The initial rows were planted at 6m wide spacings, a distance they soon found to be insufficient.
“We found when we came back to put pasture in between it, the leucaena had grown that much that we had a struggle to establish the grass between the rows, “ he said.
“That was mainly because the roots from the leucaena had come across and they were drawing all the moisture out, and also the Spinnaker was still working really well.”
That experience prompted Mr Munge to trial 8m wide row spacings when he planted the next plot in early summer. He then planted grass between the rows in late summer, but that proved to be a little too soon.
“We then found we got a great strike in pasture, and it actually held the leucaena back and prevented it from getting away as much as we would have liked.”

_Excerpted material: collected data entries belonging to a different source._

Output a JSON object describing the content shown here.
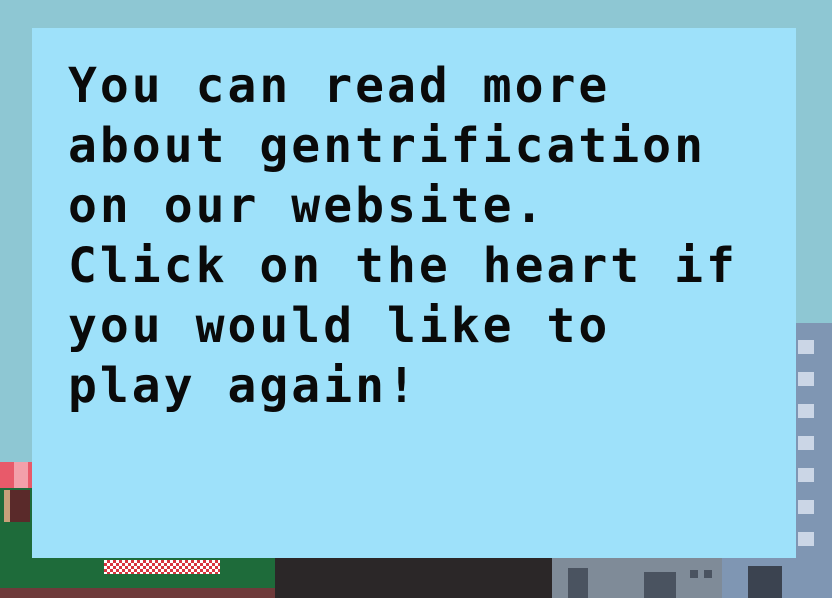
{
  "dialog": {
    "lines": [
      "You can read more",
      "about gentrification",
      "on our website.",
      "Click on the heart if",
      "you would like to",
      "play again!"
    ]
  },
  "colors": {
    "sky": "#8ec7d3",
    "panel": "#9ee1fa",
    "text": "#0a0a0a",
    "shop_green": "#1e6b3a",
    "building_blue": "#7f96b3"
  }
}
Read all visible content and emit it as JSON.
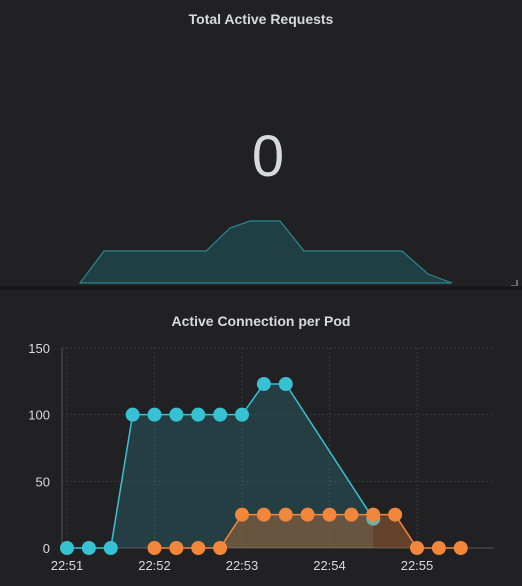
{
  "stat_panel": {
    "title": "Total Active Requests",
    "value": "0",
    "sparkline_color": "#1f6b73"
  },
  "chart_data": {
    "type": "line",
    "title": "Active Connection per Pod",
    "xlabel": "",
    "ylabel": "",
    "x_ticks": [
      "22:51",
      "22:52",
      "22:53",
      "22:54",
      "22:55"
    ],
    "y_ticks": [
      0,
      50,
      100,
      150
    ],
    "ylim": [
      0,
      150
    ],
    "grid": true,
    "series": [
      {
        "color": "#37c2d4",
        "fill": true,
        "x": [
          "22:51:00",
          "22:51:15",
          "22:51:30",
          "22:51:45",
          "22:52:00",
          "22:52:15",
          "22:52:30",
          "22:52:45",
          "22:53:00",
          "22:53:15",
          "22:53:30",
          "22:54:30"
        ],
        "values": [
          0,
          0,
          0,
          100,
          100,
          100,
          100,
          100,
          100,
          123,
          123,
          22
        ]
      },
      {
        "color": "#f2863a",
        "fill": true,
        "x": [
          "22:52:00",
          "22:52:15",
          "22:52:30",
          "22:52:45",
          "22:53:00",
          "22:53:15",
          "22:53:30",
          "22:53:45",
          "22:54:00",
          "22:54:15",
          "22:54:30",
          "22:54:45",
          "22:55:00",
          "22:55:15",
          "22:55:30"
        ],
        "values": [
          0,
          0,
          0,
          0,
          25,
          25,
          25,
          25,
          25,
          25,
          25,
          25,
          0,
          0,
          0
        ]
      }
    ]
  }
}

In the most recent development phase, Mr Munge planted leucaena at 8m wide spacings, but prior to planting he confined Spinnaker applications just to the rows where the leucaena was to be planted, and cultivated between the rows to keep competition from grass at bay during the leucaena establishment period.
“In the next spring we put our pasture in, and that has been the greater success,” Mr Munge explained.
Cattle are rotated between leucaena and grass paddocks on Bannockburn, and Mr Munge said he usually aimed to give most of the leucaena and grass paddocks a four to six week spell during the summer growing period to allow plants to bulk up.
He said it was surprising how much difference a few extra weeks of rest could make to leucaena during the summer growing phase.
“I have noticed that if you graze it hard and then spell it for six weeks, it seems to double its forage capacity in that fifth to sixth week,” he said.
“If you come back too early you will get on top of it too quickly and it will halve the amount of feed you have got there, whereas if you just leave it for one or two more weeks it seems you can pretty much triple the amount of leaf you have got.”
In terms of setting up leucaena paddocks, Mr Munge said he would be inclined in future to leave some sections of rows unplanted to make it easier to move through and to aid more efficient mustering of stock in mature stands.
The impact of colder temperatures on productivity was obvious in the height of the leucaena on more elevated plots compared to the leucaena planted on lower paddocks, and the longer time it took for plants in lower areas to regenerate leaf material in spring.
With frost in mind, Mr Munge said it was important to ensure leucaena in the lower paddocks did not enter winter carrying an abundance of leaf.
“That is when you kill the whole plant,” he said. “It is my observation that if you get a really severe frost, and you have got a lot of leaf on you will kill that plant right back down to its base.
“If I can go into winter and keep a bit of leaf on, if it gets a frost it will only take those leaves off, and then come spring time we’re ready go again.”
Mr Munge said he was considering chopping back some of the longer established leucaena back soon in order to prevent it from diverting too much energy away from leaf production and into growing and maintaining timber.
He said it was also important to ensure that plants were grazed down before seeds were set to prevent plants from putting energy into seed production at the expense of leaf production, and to reduce the chance of seeds escaping to other paddocks through cattle manure.
After trialling various combinations of pasture, Mr Munge said he has settled on Bambatsi and Gatton Panic as the best combination for their specific situation.
“They certainly work the best, Bambatsi can really take a hard grazing and it comes back, it seems to be better if you keep it down and in check.”
I’m about to plant Leucaena again after 20 years since first planting and value this informative well thought out contribution. Thank you.